Taking God’s name in vain, e.g., in profanity, is to make His name of no value. It is to lie about who He is and how great He is—the One on whom our every breath depends.

As parents and grandparents, we strive to pass on our spiritual heritage to the next generation Yet sadly, many movies and television programs are not helping in that process. Just the opposite.

We are awash in profanity today. And it’s not just offensive. It reveals a limited vocabulary.

Even the recent, otherwise-decent, movie about Lincoln by Steven Spielberg showed the beloved president swearing. But was that historically accurate?

According to The Hollywood Reporter (Dec. 5, 2012), “Biographer Doris Kearns Goodwin reviewed the script and tells THR she ‘never had a problem with the language,’ but another historian who consulted on the movie says it’s ‘completely unlikely’ for the 16th president.”

The historian is James McPherson, a Lincoln biographer. He said, “The profanity actually bothered me, especially Lincoln’s use of it…It struck me as completely unlikely—a modern injection into Lincoln’s rhetoric.”

Many great works of art are often spoiled or marred by the use of profanity. It adds nothing to the movie, but it certainly takes away from it.

I enjoyed the movie of the year, “Argo.” It was a fascinating, spell-binding movie, but it was needlessly marred by incessant profanity. It added nothing. It certainly detracted.

Hollywood claims to just be about Box Office success, yet they continue to drive away perhaps millions of potential customers through needless swearing.

During the Golden Age of Hollywood, when the church had greater influence in the content of the movies, actors and actresses had to communicate their emotions through good acting. They couldn’t resort to cheap laughs or cheap dialogue by swearing.

At the end of the movie, “The Maltese Falcon,” the Peter Lorre character blows up and lays into the Sidney Greenstreet character. It is as if he blasts him away in a string of profanities. But it’s all done through Lorre’s acting: “You imbecile! You bloated idiot! You stupid fathead!”

Millions of Americans avoid the movies today. Why? I think, in part, because they don’t want to be insulted by profanity, sex, and violence.

When Mel Gibson made “The Passion of the Christ,” he managed to attract millions of movie-goers who hadn’t gone to a movie theatre in years (in some cases, decades). Obviously, that work was extraordinarily violent, but there was a reason for it.

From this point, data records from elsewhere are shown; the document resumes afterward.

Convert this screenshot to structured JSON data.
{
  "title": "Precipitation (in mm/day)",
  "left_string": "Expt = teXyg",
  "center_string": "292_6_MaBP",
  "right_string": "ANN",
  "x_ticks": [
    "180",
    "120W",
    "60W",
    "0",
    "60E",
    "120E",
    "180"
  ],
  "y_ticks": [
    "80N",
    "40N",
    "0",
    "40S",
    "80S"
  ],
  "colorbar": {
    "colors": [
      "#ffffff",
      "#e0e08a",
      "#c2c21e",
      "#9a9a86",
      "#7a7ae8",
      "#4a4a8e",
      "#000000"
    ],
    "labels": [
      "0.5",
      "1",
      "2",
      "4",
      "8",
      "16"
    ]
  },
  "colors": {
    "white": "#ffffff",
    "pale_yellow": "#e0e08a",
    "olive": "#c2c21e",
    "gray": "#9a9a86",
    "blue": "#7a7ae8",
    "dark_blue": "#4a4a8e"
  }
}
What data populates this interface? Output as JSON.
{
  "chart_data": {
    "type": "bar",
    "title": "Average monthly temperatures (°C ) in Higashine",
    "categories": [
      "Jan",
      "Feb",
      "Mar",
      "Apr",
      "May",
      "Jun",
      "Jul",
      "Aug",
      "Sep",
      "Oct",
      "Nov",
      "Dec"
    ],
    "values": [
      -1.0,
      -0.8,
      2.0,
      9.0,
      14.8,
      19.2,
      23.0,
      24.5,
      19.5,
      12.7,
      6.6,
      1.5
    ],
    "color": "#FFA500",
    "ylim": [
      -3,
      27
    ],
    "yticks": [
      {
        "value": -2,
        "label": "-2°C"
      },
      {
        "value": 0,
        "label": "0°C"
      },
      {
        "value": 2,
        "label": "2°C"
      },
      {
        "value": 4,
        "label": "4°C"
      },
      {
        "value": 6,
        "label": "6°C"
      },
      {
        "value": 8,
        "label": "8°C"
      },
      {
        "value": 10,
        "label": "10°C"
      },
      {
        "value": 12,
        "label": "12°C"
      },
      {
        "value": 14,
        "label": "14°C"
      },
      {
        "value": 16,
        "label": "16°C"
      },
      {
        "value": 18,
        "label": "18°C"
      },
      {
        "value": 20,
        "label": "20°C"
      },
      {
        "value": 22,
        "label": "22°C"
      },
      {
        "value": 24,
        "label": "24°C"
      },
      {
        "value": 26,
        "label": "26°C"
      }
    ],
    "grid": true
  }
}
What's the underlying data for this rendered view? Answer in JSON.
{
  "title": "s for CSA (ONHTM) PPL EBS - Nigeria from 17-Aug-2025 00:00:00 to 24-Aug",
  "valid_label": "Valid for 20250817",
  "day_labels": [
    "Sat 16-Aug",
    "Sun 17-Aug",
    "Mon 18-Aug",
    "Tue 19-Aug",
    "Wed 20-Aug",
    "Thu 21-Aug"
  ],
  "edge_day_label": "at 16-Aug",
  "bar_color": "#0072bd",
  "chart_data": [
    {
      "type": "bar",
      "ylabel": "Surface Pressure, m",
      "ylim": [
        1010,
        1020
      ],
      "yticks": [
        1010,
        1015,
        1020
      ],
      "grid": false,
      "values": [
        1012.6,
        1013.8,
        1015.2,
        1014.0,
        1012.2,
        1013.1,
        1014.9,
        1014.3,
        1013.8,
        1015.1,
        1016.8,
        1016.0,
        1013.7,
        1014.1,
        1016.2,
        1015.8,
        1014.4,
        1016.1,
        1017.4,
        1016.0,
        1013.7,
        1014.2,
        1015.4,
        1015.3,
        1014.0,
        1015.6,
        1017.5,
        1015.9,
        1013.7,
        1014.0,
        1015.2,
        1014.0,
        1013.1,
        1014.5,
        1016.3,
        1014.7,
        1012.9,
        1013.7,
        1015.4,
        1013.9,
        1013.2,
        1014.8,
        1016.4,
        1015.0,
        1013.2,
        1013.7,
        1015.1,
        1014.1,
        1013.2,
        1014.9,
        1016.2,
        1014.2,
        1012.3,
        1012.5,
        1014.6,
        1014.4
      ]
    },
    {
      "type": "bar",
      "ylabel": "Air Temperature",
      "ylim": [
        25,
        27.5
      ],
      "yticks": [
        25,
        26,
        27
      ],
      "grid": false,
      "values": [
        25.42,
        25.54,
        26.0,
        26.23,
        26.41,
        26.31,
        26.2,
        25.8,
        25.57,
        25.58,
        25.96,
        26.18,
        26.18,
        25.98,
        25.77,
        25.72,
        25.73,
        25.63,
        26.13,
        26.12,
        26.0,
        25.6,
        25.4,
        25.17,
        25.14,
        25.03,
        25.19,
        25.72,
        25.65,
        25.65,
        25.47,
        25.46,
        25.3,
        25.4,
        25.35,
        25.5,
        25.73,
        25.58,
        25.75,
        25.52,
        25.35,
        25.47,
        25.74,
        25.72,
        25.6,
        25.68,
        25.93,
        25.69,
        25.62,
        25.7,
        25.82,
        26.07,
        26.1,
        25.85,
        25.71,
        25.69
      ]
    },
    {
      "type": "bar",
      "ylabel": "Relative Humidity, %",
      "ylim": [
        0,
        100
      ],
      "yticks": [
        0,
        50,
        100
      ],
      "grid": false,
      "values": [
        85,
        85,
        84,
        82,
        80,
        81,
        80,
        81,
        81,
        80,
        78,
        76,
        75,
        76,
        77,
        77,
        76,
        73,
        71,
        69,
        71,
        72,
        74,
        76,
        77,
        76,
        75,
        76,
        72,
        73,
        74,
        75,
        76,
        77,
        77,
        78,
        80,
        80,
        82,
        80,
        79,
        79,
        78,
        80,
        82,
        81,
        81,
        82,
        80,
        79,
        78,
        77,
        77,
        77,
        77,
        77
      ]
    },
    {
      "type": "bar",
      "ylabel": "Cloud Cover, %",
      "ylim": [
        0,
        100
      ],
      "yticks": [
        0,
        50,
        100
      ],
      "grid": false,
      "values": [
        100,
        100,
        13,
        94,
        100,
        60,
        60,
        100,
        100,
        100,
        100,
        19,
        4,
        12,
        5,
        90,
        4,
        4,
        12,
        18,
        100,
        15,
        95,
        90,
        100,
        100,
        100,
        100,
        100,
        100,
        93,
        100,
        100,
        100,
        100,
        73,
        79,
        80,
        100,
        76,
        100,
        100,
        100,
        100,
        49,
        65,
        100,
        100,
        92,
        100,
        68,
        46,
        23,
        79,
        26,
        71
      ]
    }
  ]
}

The late Dr. D. James Kennedy once pointed out that when an actor portrays a murderer, he is not actually sinning, because he’s not actually killing. When he portrays someone committing adultery, the actor is only portraying sin, but not actually doing it. Yet when an actor takes God’s name in vain, he is sinning per se. He is violating God’s law.

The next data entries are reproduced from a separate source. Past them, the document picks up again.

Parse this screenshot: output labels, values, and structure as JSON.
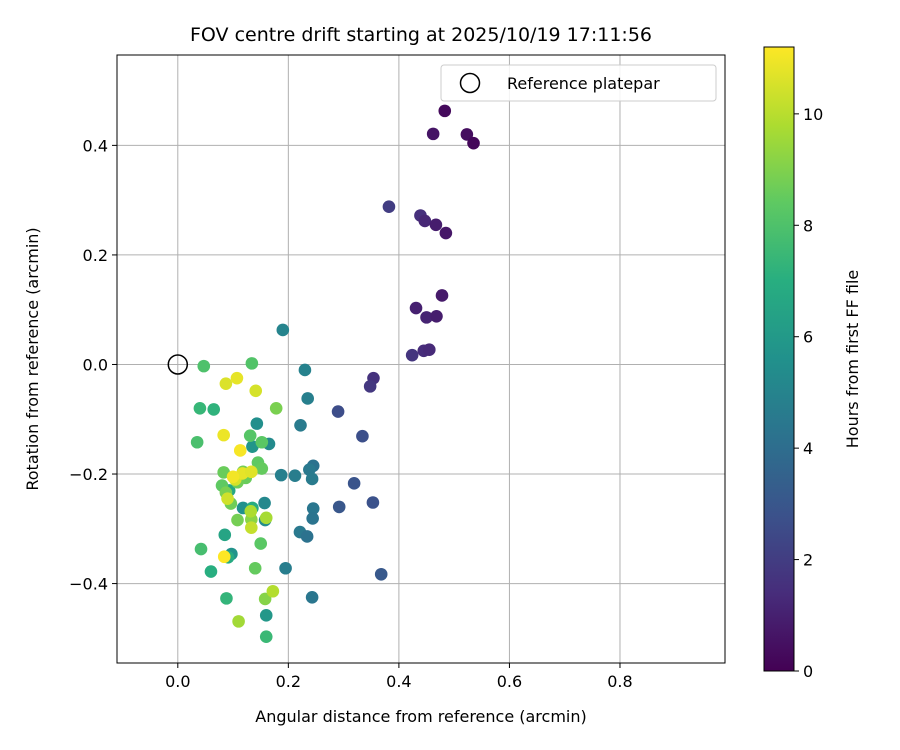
{
  "chart_data": {
    "type": "scatter",
    "title": "FOV centre drift starting at 2025/10/19 17:11:56",
    "xlabel": "Angular distance from reference (arcmin)",
    "ylabel": "Rotation from reference (arcmin)",
    "xlim": [
      -0.11,
      0.99
    ],
    "ylim": [
      -0.545,
      0.565
    ],
    "xticks": [
      0.0,
      0.2,
      0.4,
      0.6,
      0.8
    ],
    "xtick_labels": [
      "0.0",
      "0.2",
      "0.4",
      "0.6",
      "0.8"
    ],
    "yticks": [
      -0.4,
      -0.2,
      0.0,
      0.2,
      0.4
    ],
    "ytick_labels": [
      "−0.4",
      "−0.2",
      "0.0",
      "0.2",
      "0.4"
    ],
    "grid": true,
    "colormap": "viridis",
    "colormap_stops": [
      "#440154",
      "#472d7b",
      "#3b528b",
      "#2c728e",
      "#21918c",
      "#28ae80",
      "#5ec962",
      "#addc30",
      "#fde725"
    ],
    "colorbar": {
      "label": "Hours from first FF file",
      "range": [
        0,
        11.2
      ],
      "ticks": [
        0,
        2,
        4,
        6,
        8,
        10
      ],
      "tick_labels": [
        "0",
        "2",
        "4",
        "6",
        "8",
        "10"
      ]
    },
    "legend": {
      "label": "Reference platepar",
      "location": "upper-right"
    },
    "reference_point": [
      0.0,
      0.0
    ],
    "points": [
      {
        "x": 0.483,
        "y": 0.463,
        "c": 0.3
      },
      {
        "x": 0.462,
        "y": 0.421,
        "c": 0.6
      },
      {
        "x": 0.523,
        "y": 0.42,
        "c": 0.4
      },
      {
        "x": 0.535,
        "y": 0.404,
        "c": 0.2
      },
      {
        "x": 0.382,
        "y": 0.288,
        "c": 2.0
      },
      {
        "x": 0.439,
        "y": 0.272,
        "c": 1.5
      },
      {
        "x": 0.447,
        "y": 0.262,
        "c": 1.2
      },
      {
        "x": 0.467,
        "y": 0.255,
        "c": 0.9
      },
      {
        "x": 0.485,
        "y": 0.24,
        "c": 0.7
      },
      {
        "x": 0.478,
        "y": 0.126,
        "c": 0.8
      },
      {
        "x": 0.431,
        "y": 0.103,
        "c": 1.0
      },
      {
        "x": 0.45,
        "y": 0.086,
        "c": 1.1
      },
      {
        "x": 0.468,
        "y": 0.088,
        "c": 0.9
      },
      {
        "x": 0.424,
        "y": 0.017,
        "c": 1.7
      },
      {
        "x": 0.445,
        "y": 0.025,
        "c": 1.4
      },
      {
        "x": 0.455,
        "y": 0.027,
        "c": 1.3
      },
      {
        "x": 0.354,
        "y": -0.025,
        "c": 1.6
      },
      {
        "x": 0.348,
        "y": -0.04,
        "c": 1.8
      },
      {
        "x": 0.29,
        "y": -0.086,
        "c": 2.6
      },
      {
        "x": 0.334,
        "y": -0.131,
        "c": 2.7
      },
      {
        "x": 0.319,
        "y": -0.217,
        "c": 2.9
      },
      {
        "x": 0.292,
        "y": -0.26,
        "c": 3.0
      },
      {
        "x": 0.353,
        "y": -0.252,
        "c": 2.8
      },
      {
        "x": 0.368,
        "y": -0.383,
        "c": 3.1
      },
      {
        "x": 0.245,
        "y": -0.185,
        "c": 4.2
      },
      {
        "x": 0.238,
        "y": -0.192,
        "c": 4.5
      },
      {
        "x": 0.243,
        "y": -0.209,
        "c": 4.6
      },
      {
        "x": 0.212,
        "y": -0.203,
        "c": 4.7
      },
      {
        "x": 0.187,
        "y": -0.202,
        "c": 4.8
      },
      {
        "x": 0.245,
        "y": -0.263,
        "c": 4.4
      },
      {
        "x": 0.244,
        "y": -0.281,
        "c": 4.3
      },
      {
        "x": 0.221,
        "y": -0.306,
        "c": 4.5
      },
      {
        "x": 0.234,
        "y": -0.314,
        "c": 4.2
      },
      {
        "x": 0.243,
        "y": -0.425,
        "c": 4.4
      },
      {
        "x": 0.195,
        "y": -0.372,
        "c": 4.7
      },
      {
        "x": 0.23,
        "y": -0.01,
        "c": 4.9
      },
      {
        "x": 0.235,
        "y": -0.062,
        "c": 4.8
      },
      {
        "x": 0.222,
        "y": -0.111,
        "c": 4.6
      },
      {
        "x": 0.19,
        "y": 0.063,
        "c": 5.0
      },
      {
        "x": 0.165,
        "y": -0.145,
        "c": 5.3
      },
      {
        "x": 0.143,
        "y": -0.108,
        "c": 5.5
      },
      {
        "x": 0.135,
        "y": -0.15,
        "c": 5.8
      },
      {
        "x": 0.157,
        "y": -0.253,
        "c": 5.2
      },
      {
        "x": 0.158,
        "y": -0.284,
        "c": 5.4
      },
      {
        "x": 0.118,
        "y": -0.262,
        "c": 5.6
      },
      {
        "x": 0.097,
        "y": -0.346,
        "c": 5.7
      },
      {
        "x": 0.16,
        "y": -0.458,
        "c": 5.9
      },
      {
        "x": 0.085,
        "y": -0.311,
        "c": 6.5
      },
      {
        "x": 0.091,
        "y": -0.352,
        "c": 6.8
      },
      {
        "x": 0.06,
        "y": -0.378,
        "c": 7.0
      },
      {
        "x": 0.093,
        "y": -0.23,
        "c": 6.6
      },
      {
        "x": 0.135,
        "y": -0.262,
        "c": 6.9
      },
      {
        "x": 0.088,
        "y": -0.427,
        "c": 7.3
      },
      {
        "x": 0.16,
        "y": -0.497,
        "c": 7.5
      },
      {
        "x": 0.065,
        "y": -0.082,
        "c": 7.2
      },
      {
        "x": 0.04,
        "y": -0.08,
        "c": 7.4
      },
      {
        "x": 0.042,
        "y": -0.337,
        "c": 7.8
      },
      {
        "x": 0.035,
        "y": -0.142,
        "c": 7.9
      },
      {
        "x": 0.047,
        "y": -0.003,
        "c": 8.0
      },
      {
        "x": 0.134,
        "y": 0.002,
        "c": 8.1
      },
      {
        "x": 0.131,
        "y": -0.13,
        "c": 8.2
      },
      {
        "x": 0.152,
        "y": -0.142,
        "c": 8.3
      },
      {
        "x": 0.145,
        "y": -0.179,
        "c": 8.4
      },
      {
        "x": 0.152,
        "y": -0.19,
        "c": 8.5
      },
      {
        "x": 0.123,
        "y": -0.207,
        "c": 8.6
      },
      {
        "x": 0.108,
        "y": -0.215,
        "c": 8.7
      },
      {
        "x": 0.118,
        "y": -0.196,
        "c": 8.8
      },
      {
        "x": 0.083,
        "y": -0.197,
        "c": 8.6
      },
      {
        "x": 0.08,
        "y": -0.221,
        "c": 8.4
      },
      {
        "x": 0.087,
        "y": -0.234,
        "c": 8.9
      },
      {
        "x": 0.096,
        "y": -0.254,
        "c": 8.7
      },
      {
        "x": 0.108,
        "y": -0.284,
        "c": 8.8
      },
      {
        "x": 0.133,
        "y": -0.283,
        "c": 9.2
      },
      {
        "x": 0.15,
        "y": -0.327,
        "c": 8.3
      },
      {
        "x": 0.14,
        "y": -0.372,
        "c": 8.5
      },
      {
        "x": 0.158,
        "y": -0.428,
        "c": 9.1
      },
      {
        "x": 0.178,
        "y": -0.08,
        "c": 8.9
      },
      {
        "x": 0.11,
        "y": -0.469,
        "c": 9.6
      },
      {
        "x": 0.132,
        "y": -0.268,
        "c": 9.8
      },
      {
        "x": 0.16,
        "y": -0.28,
        "c": 9.7
      },
      {
        "x": 0.172,
        "y": -0.414,
        "c": 9.9
      },
      {
        "x": 0.133,
        "y": -0.298,
        "c": 10.2
      },
      {
        "x": 0.104,
        "y": -0.21,
        "c": 10.5
      },
      {
        "x": 0.117,
        "y": -0.199,
        "c": 10.8
      },
      {
        "x": 0.133,
        "y": -0.196,
        "c": 10.7
      },
      {
        "x": 0.1,
        "y": -0.205,
        "c": 11.0
      },
      {
        "x": 0.083,
        "y": -0.129,
        "c": 10.9
      },
      {
        "x": 0.113,
        "y": -0.157,
        "c": 11.1
      },
      {
        "x": 0.084,
        "y": -0.351,
        "c": 11.2
      },
      {
        "x": 0.09,
        "y": -0.245,
        "c": 10.4
      },
      {
        "x": 0.087,
        "y": -0.035,
        "c": 10.6
      },
      {
        "x": 0.107,
        "y": -0.025,
        "c": 10.8
      },
      {
        "x": 0.141,
        "y": -0.048,
        "c": 10.5
      }
    ]
  }
}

When George Washington became Commander-in-Chief of the Continental Army in 1775, one of his first orders included no profanity.

He said (speaking of himself in the third person): “The General most earnestly requires and expects a due observance of those articles of war established for the government of the Army which forbid profane cursing, swearing, and drunkenness” (July 4, 1775).

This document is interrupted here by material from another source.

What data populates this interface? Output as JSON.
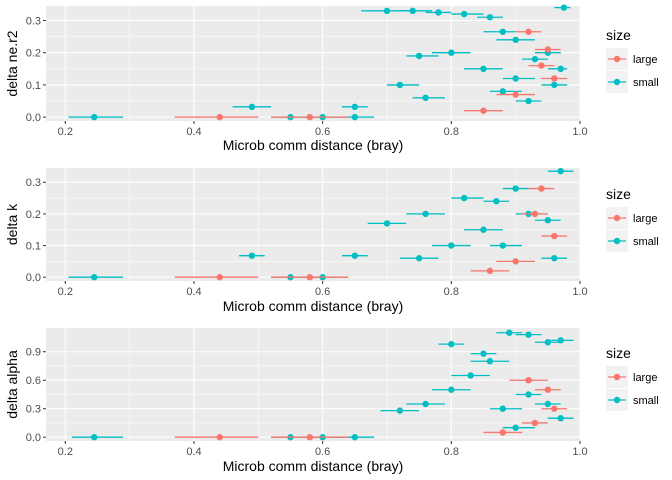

Washington did not want our fledgling cause to fail because we offended God. He said at another time, “The blessing and protection of Heaven are at all times necessary but especially so in times of public distress and danger.”

Many of us pray today for a great national revival. If such a thing were to happen, I know that profanity would lessen and with it some of the crudeness and coarseness of the time.

So, if profanity is on one’s lips and about to come out, he ought to heed the words of the historical Lincoln: Better to be thought a fool, then to open your mouth and remove all doubt.